Back in 2007 when this blog was young, I wrote about William Kamkwamba and his DIY wind turbine as an example of appropriate technology. Since then the story has been published as a biography, and then turned into a rather good movie directed by Chiwetel Ejiofor.
I hadn’t actually read the whole story for myself, but I noticed that there’s a Young Readers edition and I bought it to read to the kids. So this has been our bedtime reading for the last couple of weeks, and they have loved it.
The book tells the story of William Kamkwamba, a child in a village in rural Malawi. His family are farmers, more or less eking out a subsistence lifestyle. There isn’t the money to send him to school beyond primary, his obvious intelligence and desire to learn counting for nothing when there is so little money to go round.
William does have access to a small library though, and in it he finds a book on using energy, with a picture of wind turbines on the front. He immediately grasps the potential for such a machine, and starts to work out how to build one. The book is in English, so he has to start by learning enough of the language to understand what it is describing, looking up the words in a dictionary.

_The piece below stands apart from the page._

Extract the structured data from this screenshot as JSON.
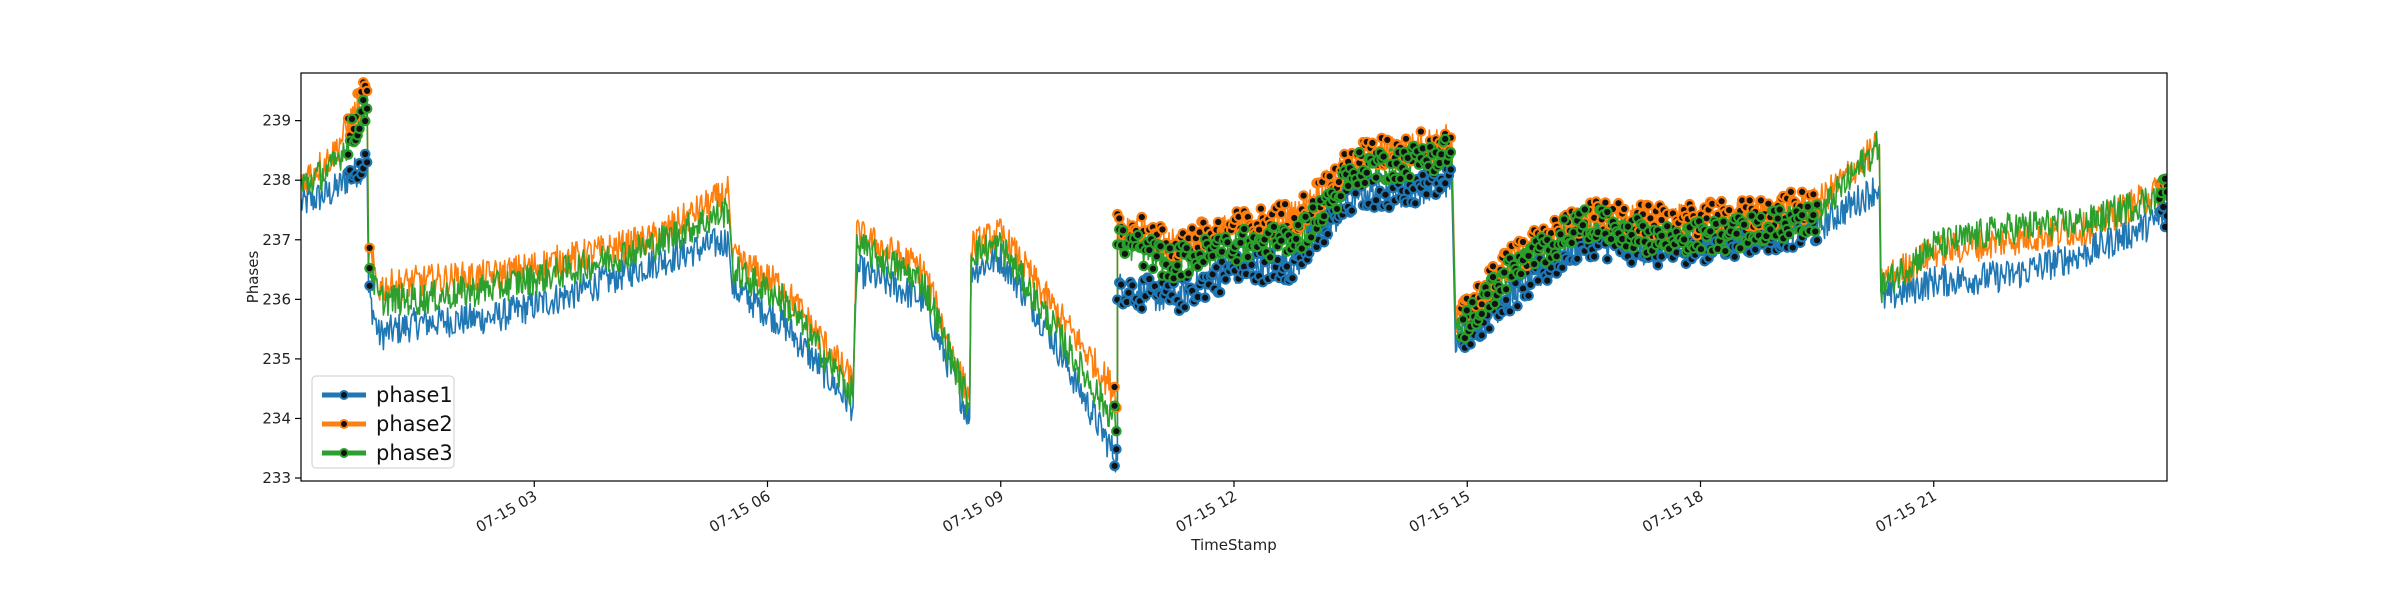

Then he has to find the parts to build a windmill. There’s no money to buy anything, so components are scavenged from a junkyard and improvised. He uses the frame of a bicycle, plastic pipe melted and hammered into turbine blades, washers made from bottle tops, and home-made light switches made from old flip-flops. It’s no spoiler to say he succeeds, despite the scepticism of the locals. There isn’t even a word for windmill in Chichewa, so he calls it ‘electric wind’. It makes him famous, first in the local marketplace, and then across the region through the attention of bloggers and the TED conference, and then the world with the help of journalist Bryan Mealer and a bestselling biography.
It’s a great story, and The Boy who Harnessed the Wind tells it well, with wit and warmth. It’s a distinctively African tale, a large scale version of the homespun ingenuity that was very familiar to me in Madagascar when I was a child. It’s also a powerful eyewitness account of living through a famine, how it affects a childhood, a family and a community. This particular story has a happy ending, but so many don’t. In an era of climate change and the growing threat of food insecurity, it’s useful to bring this to life and understand it better.
Reading it to the children, who are aged 7 and 9, worked well. They were practically bouncing off the walls when the windmill was connected for the first time and William’s light bulb flickers into life. It also gave us an opportunity to talk about all sorts of things – hunger, poverty, education, energy access – big issues that were grounded in the story and its cast of characters. We got to see the world through someone else’s eyes for a couple of weeks, and we have all felt enriched by this extraordinary story.